BALIKPAPAN- Harga emas terus menunjukkan tren kenaikan dalam beberapa waktu terakhir. Kondisi ini menimbulkan pertanyaan di masyarakat, terutama bagi mereka yang ingin berinvestasi logam mulia. Namun, apakah momentum ini tepat untuk berinvestasi? Sebelum harga naik lagi dan naik lagi.
Pada Senin (3/8), perdagangan logam mulia Antam berhasil menyentuh Rp 1,028 juta per 1 gram. Kondisi serupa juga tampak pada harga pembelian kembali (buyback) emas Antam yang menyentuh Rp 927 ribu per gram.

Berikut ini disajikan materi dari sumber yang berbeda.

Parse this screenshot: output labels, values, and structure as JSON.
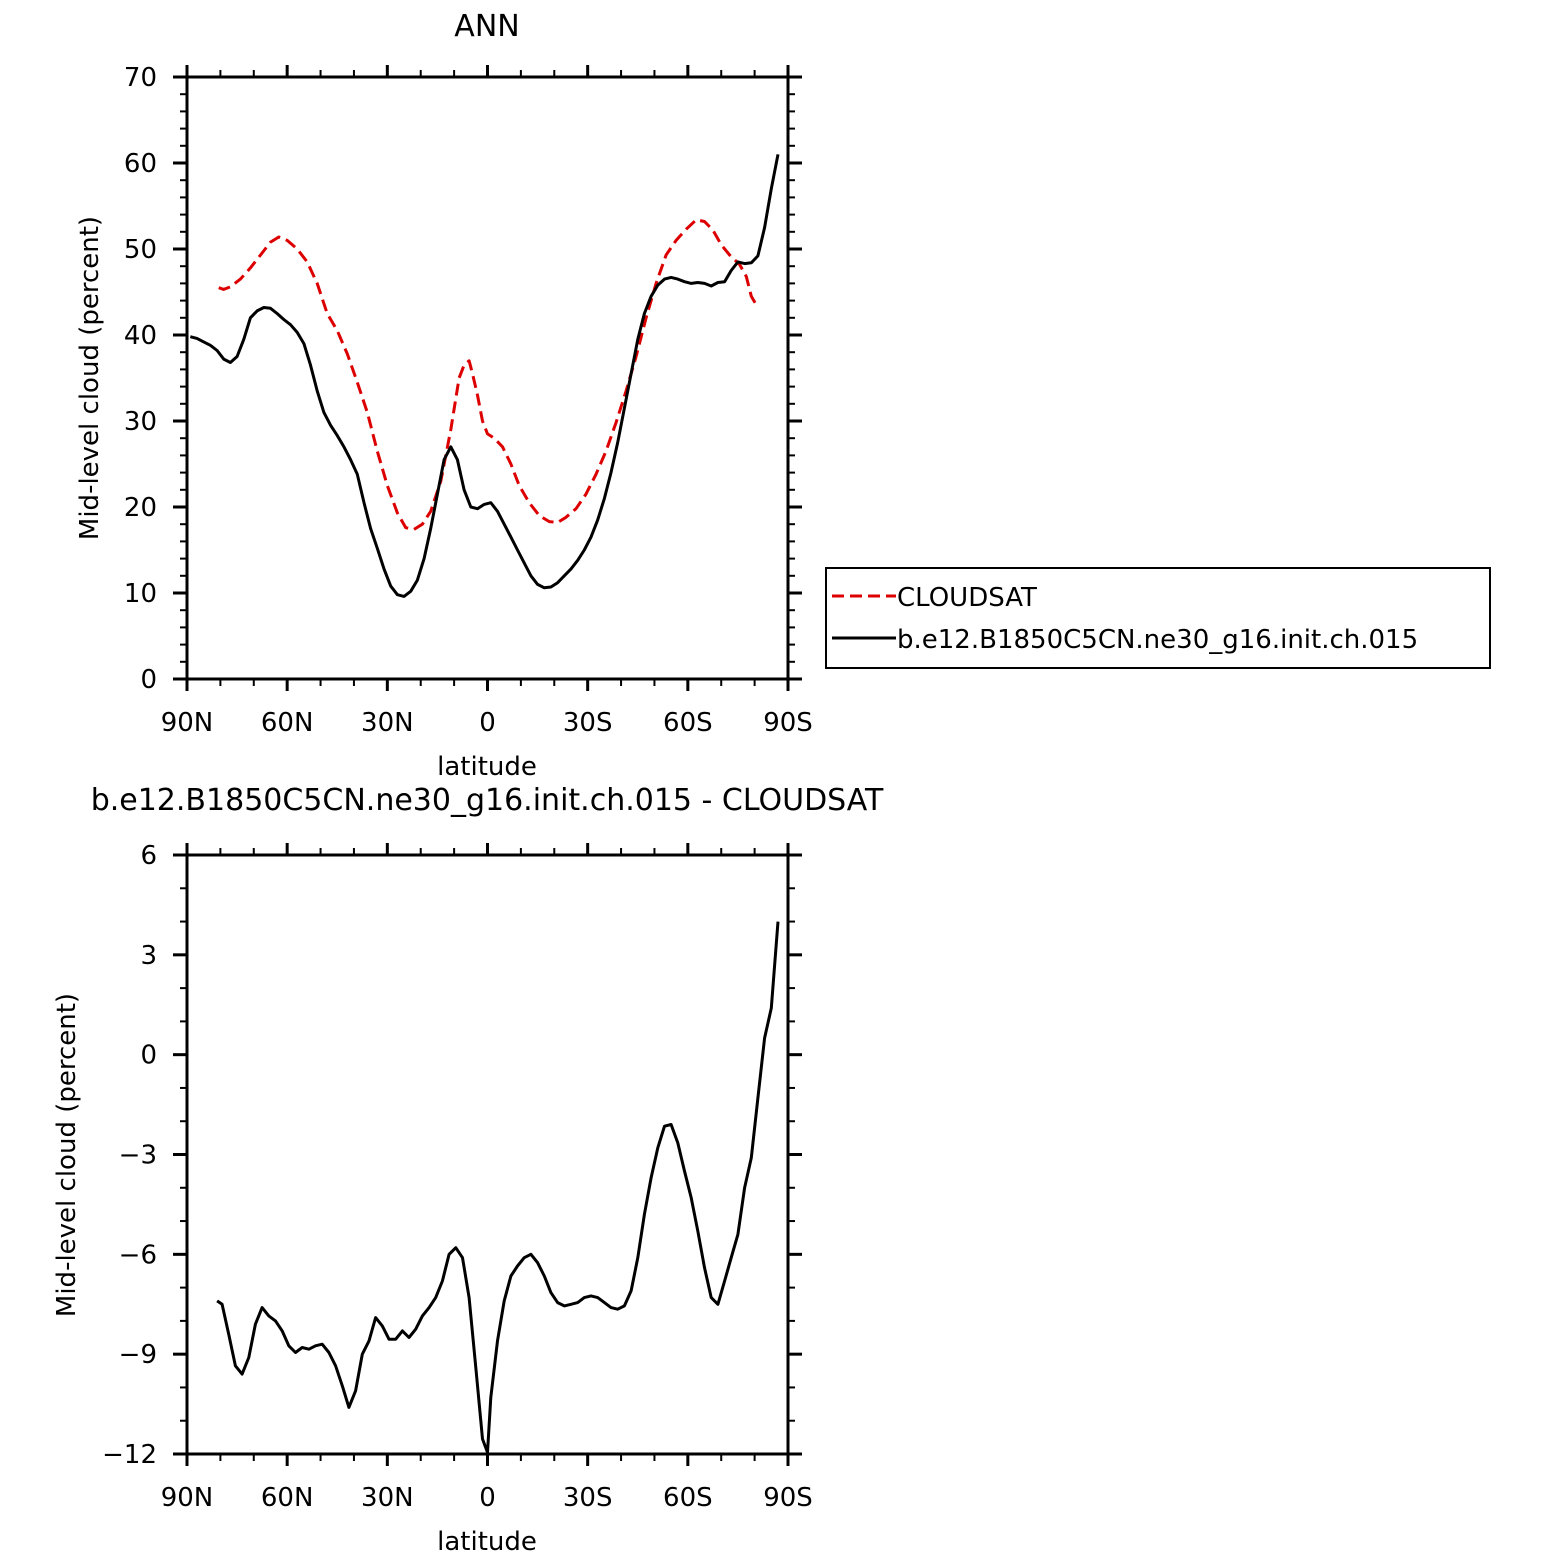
{
  "chart_data": [
    {
      "type": "line",
      "title": "ANN",
      "xlabel": "latitude",
      "ylabel": "Mid-level cloud (percent)",
      "xlim": [
        90,
        -90
      ],
      "ylim": [
        0,
        70
      ],
      "x_ticks": [
        {
          "value": 90,
          "label": "90N"
        },
        {
          "value": 60,
          "label": "60N"
        },
        {
          "value": 30,
          "label": "30N"
        },
        {
          "value": 0,
          "label": "0"
        },
        {
          "value": -30,
          "label": "30S"
        },
        {
          "value": -60,
          "label": "60S"
        },
        {
          "value": -90,
          "label": "90S"
        }
      ],
      "y_ticks": [
        {
          "value": 0,
          "label": "0"
        },
        {
          "value": 10,
          "label": "10"
        },
        {
          "value": 20,
          "label": "20"
        },
        {
          "value": 30,
          "label": "30"
        },
        {
          "value": 40,
          "label": "40"
        },
        {
          "value": 50,
          "label": "50"
        },
        {
          "value": 60,
          "label": "60"
        },
        {
          "value": 70,
          "label": "70"
        }
      ],
      "legend": {
        "placement": "right",
        "entries": [
          "CLOUDSAT",
          "b.e12.B1850C5CN.ne30_g16.init.ch.015"
        ]
      },
      "series": [
        {
          "name": "CLOUDSAT",
          "color": "#dd0000",
          "dash": true,
          "points": [
            [
              80.5,
              45.5
            ],
            [
              79,
              45.3
            ],
            [
              77,
              45.6
            ],
            [
              74,
              46.5
            ],
            [
              71,
              47.8
            ],
            [
              68,
              49.3
            ],
            [
              65,
              50.8
            ],
            [
              62.5,
              51.4
            ],
            [
              60,
              51
            ],
            [
              57,
              50
            ],
            [
              54,
              48.5
            ],
            [
              51,
              46
            ],
            [
              48,
              42.5
            ],
            [
              45,
              40.5
            ],
            [
              42,
              37.8
            ],
            [
              39,
              34.5
            ],
            [
              36,
              31
            ],
            [
              33,
              26.5
            ],
            [
              30,
              22.5
            ],
            [
              27,
              19.3
            ],
            [
              24.5,
              17.6
            ],
            [
              22,
              17.4
            ],
            [
              19.5,
              18
            ],
            [
              17,
              19.5
            ],
            [
              14,
              23
            ],
            [
              11,
              29
            ],
            [
              8.5,
              35
            ],
            [
              7,
              36.5
            ],
            [
              5.5,
              37
            ],
            [
              4.5,
              35.5
            ],
            [
              3,
              33
            ],
            [
              1.5,
              30
            ],
            [
              0,
              28.5
            ],
            [
              -2,
              28
            ],
            [
              -4.5,
              27
            ],
            [
              -7,
              25
            ],
            [
              -9.5,
              22.5
            ],
            [
              -12.5,
              20.5
            ],
            [
              -15.5,
              19
            ],
            [
              -18.5,
              18.3
            ],
            [
              -21,
              18.2
            ],
            [
              -23.5,
              18.8
            ],
            [
              -26.5,
              19.8
            ],
            [
              -29.5,
              21.5
            ],
            [
              -32.5,
              23.8
            ],
            [
              -35.5,
              26.5
            ],
            [
              -38.5,
              29.8
            ],
            [
              -41.5,
              33.5
            ],
            [
              -44.5,
              37.5
            ],
            [
              -47.5,
              42
            ],
            [
              -50.5,
              46
            ],
            [
              -53.5,
              49.3
            ],
            [
              -56.5,
              51
            ],
            [
              -59.5,
              52.3
            ],
            [
              -62.5,
              53.4
            ],
            [
              -65,
              53.2
            ],
            [
              -67.5,
              52.2
            ],
            [
              -70,
              50.5
            ],
            [
              -72.5,
              49.3
            ],
            [
              -75.5,
              48.2
            ],
            [
              -77.5,
              46.8
            ],
            [
              -79,
              44.5
            ],
            [
              -80.5,
              43.5
            ]
          ]
        },
        {
          "name": "b.e12.B1850C5CN.ne30_g16.init.ch.015",
          "color": "#000000",
          "dash": false,
          "points": [
            [
              89,
              39.8
            ],
            [
              87,
              39.6
            ],
            [
              85,
              39.2
            ],
            [
              83,
              38.8
            ],
            [
              81,
              38.2
            ],
            [
              79,
              37.2
            ],
            [
              77,
              36.8
            ],
            [
              75,
              37.5
            ],
            [
              73,
              39.5
            ],
            [
              71,
              42
            ],
            [
              69,
              42.8
            ],
            [
              67,
              43.2
            ],
            [
              65,
              43.1
            ],
            [
              63,
              42.5
            ],
            [
              61,
              41.8
            ],
            [
              59,
              41.2
            ],
            [
              57,
              40.3
            ],
            [
              55,
              39
            ],
            [
              53,
              36.5
            ],
            [
              51,
              33.5
            ],
            [
              49,
              31
            ],
            [
              47,
              29.5
            ],
            [
              45,
              28.3
            ],
            [
              43,
              27
            ],
            [
              41,
              25.5
            ],
            [
              39,
              23.8
            ],
            [
              37,
              20.5
            ],
            [
              35,
              17.5
            ],
            [
              33,
              15.2
            ],
            [
              31,
              12.8
            ],
            [
              29,
              10.8
            ],
            [
              27,
              9.8
            ],
            [
              25,
              9.6
            ],
            [
              23,
              10.2
            ],
            [
              21,
              11.5
            ],
            [
              19,
              14
            ],
            [
              17,
              17.5
            ],
            [
              15,
              21.5
            ],
            [
              13,
              25.5
            ],
            [
              11,
              27
            ],
            [
              9,
              25.5
            ],
            [
              7,
              22
            ],
            [
              5,
              20
            ],
            [
              3,
              19.8
            ],
            [
              1,
              20.3
            ],
            [
              -1,
              20.5
            ],
            [
              -3,
              19.5
            ],
            [
              -5,
              18
            ],
            [
              -7,
              16.5
            ],
            [
              -9,
              15
            ],
            [
              -11,
              13.5
            ],
            [
              -13,
              12
            ],
            [
              -15,
              11
            ],
            [
              -17,
              10.6
            ],
            [
              -19,
              10.7
            ],
            [
              -21,
              11.2
            ],
            [
              -23,
              12
            ],
            [
              -25,
              12.8
            ],
            [
              -27,
              13.8
            ],
            [
              -29,
              15
            ],
            [
              -31,
              16.5
            ],
            [
              -33,
              18.5
            ],
            [
              -35,
              21
            ],
            [
              -37,
              24
            ],
            [
              -39,
              27.5
            ],
            [
              -41,
              31.5
            ],
            [
              -43,
              35.5
            ],
            [
              -45,
              39.5
            ],
            [
              -47,
              42.5
            ],
            [
              -49,
              44.5
            ],
            [
              -51,
              45.8
            ],
            [
              -53,
              46.5
            ],
            [
              -55,
              46.7
            ],
            [
              -57,
              46.5
            ],
            [
              -59,
              46.2
            ],
            [
              -61,
              46
            ],
            [
              -63,
              46.1
            ],
            [
              -65,
              46
            ],
            [
              -67,
              45.7
            ],
            [
              -69,
              46.1
            ],
            [
              -71,
              46.2
            ],
            [
              -73,
              47.5
            ],
            [
              -75,
              48.5
            ],
            [
              -77,
              48.3
            ],
            [
              -79,
              48.4
            ],
            [
              -81,
              49.2
            ],
            [
              -83,
              52.5
            ],
            [
              -85,
              57
            ],
            [
              -87,
              61
            ]
          ]
        }
      ]
    },
    {
      "type": "line",
      "title": "b.e12.B1850C5CN.ne30_g16.init.ch.015 - CLOUDSAT",
      "xlabel": "latitude",
      "ylabel": "Mid-level cloud (percent)",
      "xlim": [
        90,
        -90
      ],
      "ylim": [
        -12,
        6
      ],
      "x_ticks": [
        {
          "value": 90,
          "label": "90N"
        },
        {
          "value": 60,
          "label": "60N"
        },
        {
          "value": 30,
          "label": "30N"
        },
        {
          "value": 0,
          "label": "0"
        },
        {
          "value": -30,
          "label": "30S"
        },
        {
          "value": -60,
          "label": "60S"
        },
        {
          "value": -90,
          "label": "90S"
        }
      ],
      "y_ticks": [
        {
          "value": -12,
          "label": "−12"
        },
        {
          "value": -9,
          "label": "−9"
        },
        {
          "value": -6,
          "label": "−6"
        },
        {
          "value": -3,
          "label": "−3"
        },
        {
          "value": 0,
          "label": "0"
        },
        {
          "value": 3,
          "label": "3"
        },
        {
          "value": 6,
          "label": "6"
        }
      ],
      "series": [
        {
          "color": "#000000",
          "dash": false,
          "points": [
            [
              81,
              -7.4
            ],
            [
              79.5,
              -7.5
            ],
            [
              77.5,
              -8.4
            ],
            [
              75.5,
              -9.35
            ],
            [
              73.5,
              -9.6
            ],
            [
              71.5,
              -9.1
            ],
            [
              69.5,
              -8.1
            ],
            [
              67.5,
              -7.6
            ],
            [
              65.5,
              -7.85
            ],
            [
              63.5,
              -8
            ],
            [
              61.5,
              -8.3
            ],
            [
              59.5,
              -8.75
            ],
            [
              57.5,
              -8.95
            ],
            [
              55.5,
              -8.8
            ],
            [
              53.5,
              -8.85
            ],
            [
              51.5,
              -8.75
            ],
            [
              49.5,
              -8.7
            ],
            [
              47.5,
              -8.95
            ],
            [
              45.5,
              -9.35
            ],
            [
              43.5,
              -9.95
            ],
            [
              41.5,
              -10.6
            ],
            [
              39.5,
              -10.1
            ],
            [
              37.5,
              -9
            ],
            [
              35.5,
              -8.6
            ],
            [
              33.5,
              -7.9
            ],
            [
              31.5,
              -8.15
            ],
            [
              29.5,
              -8.55
            ],
            [
              27.5,
              -8.55
            ],
            [
              25.5,
              -8.3
            ],
            [
              23.5,
              -8.5
            ],
            [
              21.5,
              -8.25
            ],
            [
              19.5,
              -7.85
            ],
            [
              17.5,
              -7.6
            ],
            [
              15.5,
              -7.3
            ],
            [
              13.5,
              -6.8
            ],
            [
              11.5,
              -6
            ],
            [
              9.5,
              -5.8
            ],
            [
              7.5,
              -6.1
            ],
            [
              5.5,
              -7.3
            ],
            [
              3.5,
              -9.4
            ],
            [
              1.5,
              -11.55
            ],
            [
              0,
              -11.95
            ],
            [
              -1,
              -10.3
            ],
            [
              -3,
              -8.6
            ],
            [
              -5,
              -7.4
            ],
            [
              -7,
              -6.65
            ],
            [
              -9,
              -6.35
            ],
            [
              -11,
              -6.1
            ],
            [
              -13,
              -6
            ],
            [
              -15,
              -6.25
            ],
            [
              -17,
              -6.65
            ],
            [
              -19,
              -7.15
            ],
            [
              -21,
              -7.45
            ],
            [
              -23,
              -7.55
            ],
            [
              -25,
              -7.5
            ],
            [
              -27,
              -7.45
            ],
            [
              -29,
              -7.3
            ],
            [
              -31,
              -7.25
            ],
            [
              -33,
              -7.3
            ],
            [
              -35,
              -7.45
            ],
            [
              -37,
              -7.6
            ],
            [
              -39,
              -7.65
            ],
            [
              -41,
              -7.55
            ],
            [
              -43,
              -7.1
            ],
            [
              -45,
              -6.1
            ],
            [
              -47,
              -4.8
            ],
            [
              -49,
              -3.7
            ],
            [
              -51,
              -2.8
            ],
            [
              -53,
              -2.15
            ],
            [
              -55,
              -2.1
            ],
            [
              -57,
              -2.65
            ],
            [
              -59,
              -3.5
            ],
            [
              -61,
              -4.3
            ],
            [
              -63,
              -5.3
            ],
            [
              -65,
              -6.4
            ],
            [
              -67,
              -7.3
            ],
            [
              -69,
              -7.5
            ],
            [
              -71,
              -6.8
            ],
            [
              -73,
              -6.1
            ],
            [
              -75,
              -5.4
            ],
            [
              -77,
              -4
            ],
            [
              -79,
              -3.1
            ],
            [
              -81,
              -1.3
            ],
            [
              -83,
              0.5
            ],
            [
              -85,
              1.4
            ],
            [
              -87,
              4
            ]
          ]
        }
      ]
    }
  ]
}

Pengamat Ekonomi Balikpapan Didik Hadiyatno mengatakan, pada akhir Maret hingga awal Mei 2020 harga emas terus menunjukkan kenaikan. Pada akhir Maret harga komoditas tersebut masih di kisaran Rp 700.000 per gram kemudian merangkak naik di angka sekitar Rp 870.000 per gram pada awal Mei. Sempat turun di Juni lalu, kemudian kembali melonjak memasuki akhir Juni.
“Jika melihat pergerakan yang ada sebelumnya, data menunjukkan potensi kenaikan itu paling lama 1-2 bulan. Melihat hal itu, cukup berisiko bagi masyarakat yang memiliki kelebihan dana membeli emas untuk berinvestasi. Sekarang harga tinggi, belum tentu besok meskipun trennya naik,” ujarnya, Senin (3/8).

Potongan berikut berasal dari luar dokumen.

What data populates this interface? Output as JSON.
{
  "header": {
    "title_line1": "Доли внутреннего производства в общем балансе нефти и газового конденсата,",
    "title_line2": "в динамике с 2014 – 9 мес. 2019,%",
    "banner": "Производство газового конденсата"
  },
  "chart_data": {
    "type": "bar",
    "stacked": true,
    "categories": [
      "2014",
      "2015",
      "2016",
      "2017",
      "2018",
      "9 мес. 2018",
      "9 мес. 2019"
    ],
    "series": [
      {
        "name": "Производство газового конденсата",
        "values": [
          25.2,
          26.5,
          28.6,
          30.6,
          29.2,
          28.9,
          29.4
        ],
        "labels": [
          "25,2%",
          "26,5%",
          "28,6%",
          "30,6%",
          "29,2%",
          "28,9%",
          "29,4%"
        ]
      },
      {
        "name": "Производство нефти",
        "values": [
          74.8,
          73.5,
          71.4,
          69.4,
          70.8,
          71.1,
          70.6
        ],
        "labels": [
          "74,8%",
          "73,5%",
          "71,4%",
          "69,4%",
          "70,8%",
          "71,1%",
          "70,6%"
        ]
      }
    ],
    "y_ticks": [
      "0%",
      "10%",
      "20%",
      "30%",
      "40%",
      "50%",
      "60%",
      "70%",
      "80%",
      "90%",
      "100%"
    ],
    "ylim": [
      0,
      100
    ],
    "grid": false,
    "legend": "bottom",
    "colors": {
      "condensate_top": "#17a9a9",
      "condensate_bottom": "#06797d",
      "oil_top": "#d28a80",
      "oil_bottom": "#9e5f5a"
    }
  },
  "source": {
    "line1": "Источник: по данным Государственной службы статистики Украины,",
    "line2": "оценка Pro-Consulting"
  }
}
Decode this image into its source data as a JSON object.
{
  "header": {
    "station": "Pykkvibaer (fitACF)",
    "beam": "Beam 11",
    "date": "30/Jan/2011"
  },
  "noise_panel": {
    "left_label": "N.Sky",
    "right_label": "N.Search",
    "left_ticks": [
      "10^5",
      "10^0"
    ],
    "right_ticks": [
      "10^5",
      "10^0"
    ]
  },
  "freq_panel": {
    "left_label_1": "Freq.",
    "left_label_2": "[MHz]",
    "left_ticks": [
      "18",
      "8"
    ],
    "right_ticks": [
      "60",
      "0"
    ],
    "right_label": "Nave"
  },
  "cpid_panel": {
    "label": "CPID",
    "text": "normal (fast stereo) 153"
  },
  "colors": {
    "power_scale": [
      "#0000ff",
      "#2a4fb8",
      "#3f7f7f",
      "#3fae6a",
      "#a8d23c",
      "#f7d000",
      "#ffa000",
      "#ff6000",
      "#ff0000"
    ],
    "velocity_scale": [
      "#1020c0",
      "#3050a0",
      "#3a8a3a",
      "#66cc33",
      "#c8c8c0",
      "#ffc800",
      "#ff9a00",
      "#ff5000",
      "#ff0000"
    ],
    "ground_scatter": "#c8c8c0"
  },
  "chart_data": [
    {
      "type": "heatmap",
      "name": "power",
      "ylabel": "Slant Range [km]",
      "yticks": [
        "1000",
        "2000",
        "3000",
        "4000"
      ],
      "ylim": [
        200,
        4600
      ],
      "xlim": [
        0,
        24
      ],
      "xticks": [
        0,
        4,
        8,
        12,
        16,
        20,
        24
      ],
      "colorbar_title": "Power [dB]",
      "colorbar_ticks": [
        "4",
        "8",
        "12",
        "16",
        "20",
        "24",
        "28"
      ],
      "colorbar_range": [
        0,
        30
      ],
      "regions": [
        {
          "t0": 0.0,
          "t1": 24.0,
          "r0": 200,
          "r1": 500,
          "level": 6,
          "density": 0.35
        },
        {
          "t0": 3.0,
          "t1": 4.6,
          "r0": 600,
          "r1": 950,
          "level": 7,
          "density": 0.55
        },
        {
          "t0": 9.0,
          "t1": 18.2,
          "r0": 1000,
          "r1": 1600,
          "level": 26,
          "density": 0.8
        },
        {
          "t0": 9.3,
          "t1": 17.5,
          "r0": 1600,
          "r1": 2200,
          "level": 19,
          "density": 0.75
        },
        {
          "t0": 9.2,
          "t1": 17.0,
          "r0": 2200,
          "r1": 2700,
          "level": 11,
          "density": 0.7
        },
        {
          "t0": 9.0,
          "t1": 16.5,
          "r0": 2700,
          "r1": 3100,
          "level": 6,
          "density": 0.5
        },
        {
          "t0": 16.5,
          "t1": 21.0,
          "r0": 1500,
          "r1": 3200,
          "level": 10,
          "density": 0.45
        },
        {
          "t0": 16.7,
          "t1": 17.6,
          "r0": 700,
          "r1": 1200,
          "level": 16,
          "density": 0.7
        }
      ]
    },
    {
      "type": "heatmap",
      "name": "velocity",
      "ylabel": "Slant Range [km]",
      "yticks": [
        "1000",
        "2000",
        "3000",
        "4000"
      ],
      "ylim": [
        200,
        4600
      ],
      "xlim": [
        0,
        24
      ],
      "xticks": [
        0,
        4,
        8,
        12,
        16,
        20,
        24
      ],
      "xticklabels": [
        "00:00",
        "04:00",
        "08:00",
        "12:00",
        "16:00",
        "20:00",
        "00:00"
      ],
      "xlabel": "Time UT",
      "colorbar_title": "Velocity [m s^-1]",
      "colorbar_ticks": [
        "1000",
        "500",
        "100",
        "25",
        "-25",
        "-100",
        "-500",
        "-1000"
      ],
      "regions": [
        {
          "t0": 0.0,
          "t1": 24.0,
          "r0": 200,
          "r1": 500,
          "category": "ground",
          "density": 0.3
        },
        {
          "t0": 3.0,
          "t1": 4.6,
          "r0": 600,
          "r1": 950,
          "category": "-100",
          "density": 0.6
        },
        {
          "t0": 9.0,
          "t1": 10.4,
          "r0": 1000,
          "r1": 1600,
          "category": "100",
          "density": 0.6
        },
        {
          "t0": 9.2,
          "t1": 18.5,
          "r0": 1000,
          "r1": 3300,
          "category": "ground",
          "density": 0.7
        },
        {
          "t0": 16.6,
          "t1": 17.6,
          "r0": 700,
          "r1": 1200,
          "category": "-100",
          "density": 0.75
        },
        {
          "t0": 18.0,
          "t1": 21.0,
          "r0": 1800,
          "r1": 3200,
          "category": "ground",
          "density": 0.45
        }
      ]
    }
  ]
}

Begitupun terkait dengan tren kenaikan saat ini, Teguh menjelaskan pada dasarnya harga emas berbanding terbalik seperti dengan kebijakan moneter, nilai tukar rupiah. Jika kurs rupiah terapresiasi, maka mestinya harga emas turun. Namun yang terjadi saat ini anomali. Ketika nilai tukar rupiah mencatatkan penguatan justru harga emas naik.
“Kondisi yang terjadi saat ini merupakan sentimen pelaku pasar yang menganggap ada suatu risiko. Lebih mengarah ke nuansa spekulatif yang mengharapkan return dari perubahan harga emas,” katanya.
Selain itu, ia menduga naiknya harga emas juga dipengaruhi kondisi di Singapura yang mengalami resesi serta perekonomian Indonesia pada triwulan III yang diproyeksikan akan mencatatkan pertumbuhan negatif. Hal itu besar kemungkinan berimbas pada psikologi pelaku pasar.
“Kuartal III ini akan menjadi kunci apakah akan lepas dari jurang resesi atau tidak. Pemerintah Indonesia kita lihat cukup memprioritaskan ekonomi yang harapannya akan menyelamatkan perekonomian. Jika berhasil diselamatkan, risiko perekonomian diperkirakan akan turun pada kuartal III dan IV sehingga akan berimbas ke harga emas. Potensi emas akan naik terus itu kecil,” ujarnya.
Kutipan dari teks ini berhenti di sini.